An image forming apparatus that forms an image on a medium by discharging liquid stored in a tank from a discharge head,
A carriage mounted with the tank and the discharge head and reciprocating;
Moving means for moving the carriage;
A remaining amount acquisition means for acquiring a remaining amount of liquid in the tank;
When stirring of the liquid in the tank is requested, the target acceleration of the carriage is set based on the acquired remaining amount of liquid, and the acceleration and deceleration of the carriage are repeated by the set target acceleration. Stirring control means for controlling the moving means so that the carriage moves in the same direction;
An image forming apparatus comprising: The image forming apparatus according to claim 1,
The image forming apparatus, wherein the agitation control unit is a unit that controls the moving unit by setting the target acceleration such that the acceleration decreases as the remaining amount of the acquired liquid increases. The image forming apparatus according to claim 1, wherein:
The agitation control means is means for setting the target acceleration so that the degree of impact acting on the liquid in the tank by the deceleration after acceleration of the carriage is substantially constant regardless of the remaining amount of liquid in the tank. An image forming apparatus.

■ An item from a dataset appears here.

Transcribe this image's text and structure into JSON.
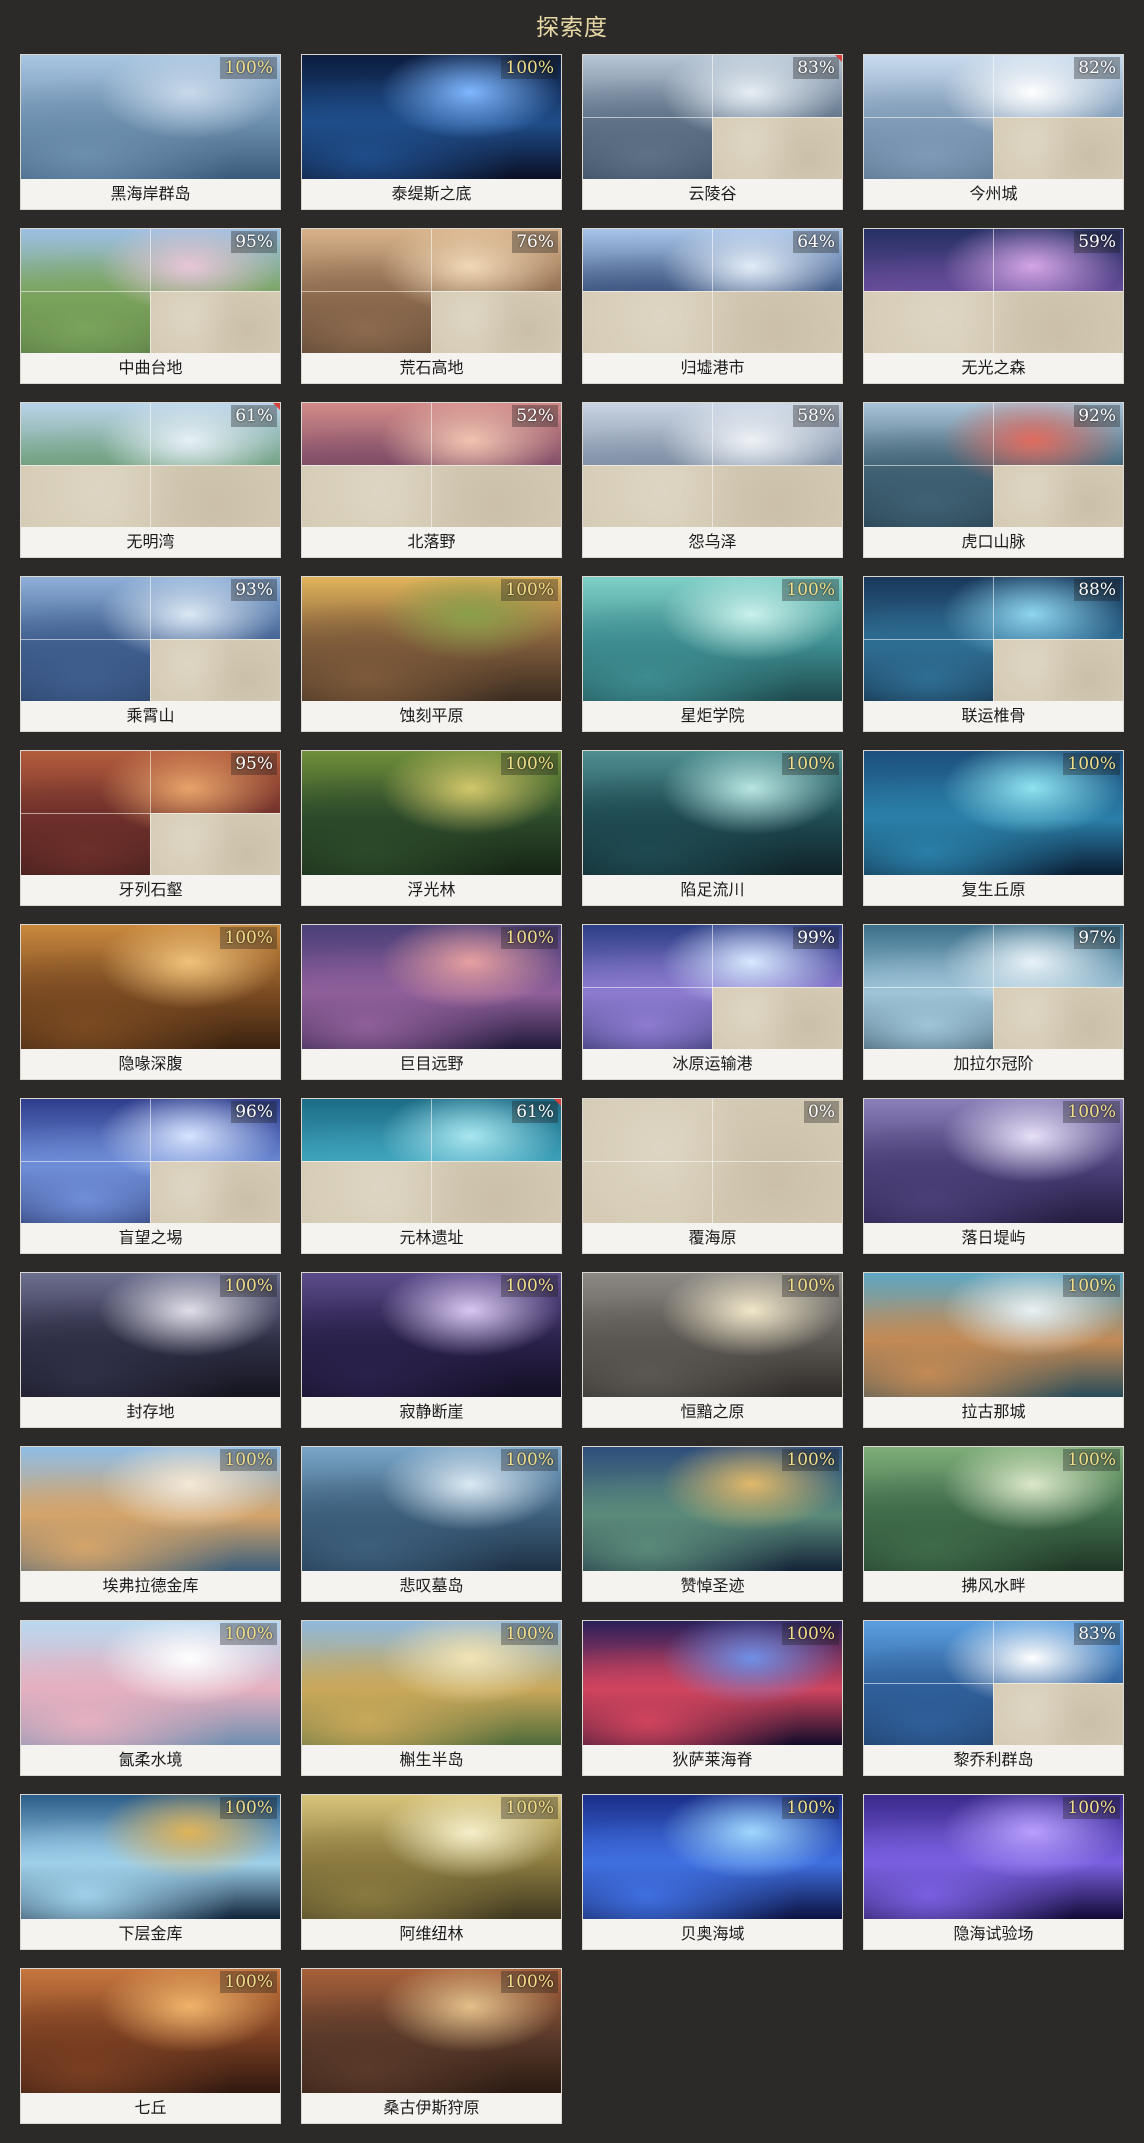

The image forming apparatus according to claim 3, wherein
The agitation control means is a means for setting the target acceleration so that a product of the total weight of the carriage including the liquid remaining in the tank and the acceleration of the carriage is substantially constant regardless of the remaining amount of the liquid. Image forming apparatus. The image forming apparatus according to any one of claims 1 to 4, wherein
The agitation control means controls the moving means so that the carriage moves forward from one end to the other end in a scanning direction while repeating acceleration and deceleration, and after the carriage reaches the other end, the carriage An image forming apparatus, which is a means for controlling the moving means so as to move backward from the other end to the one end.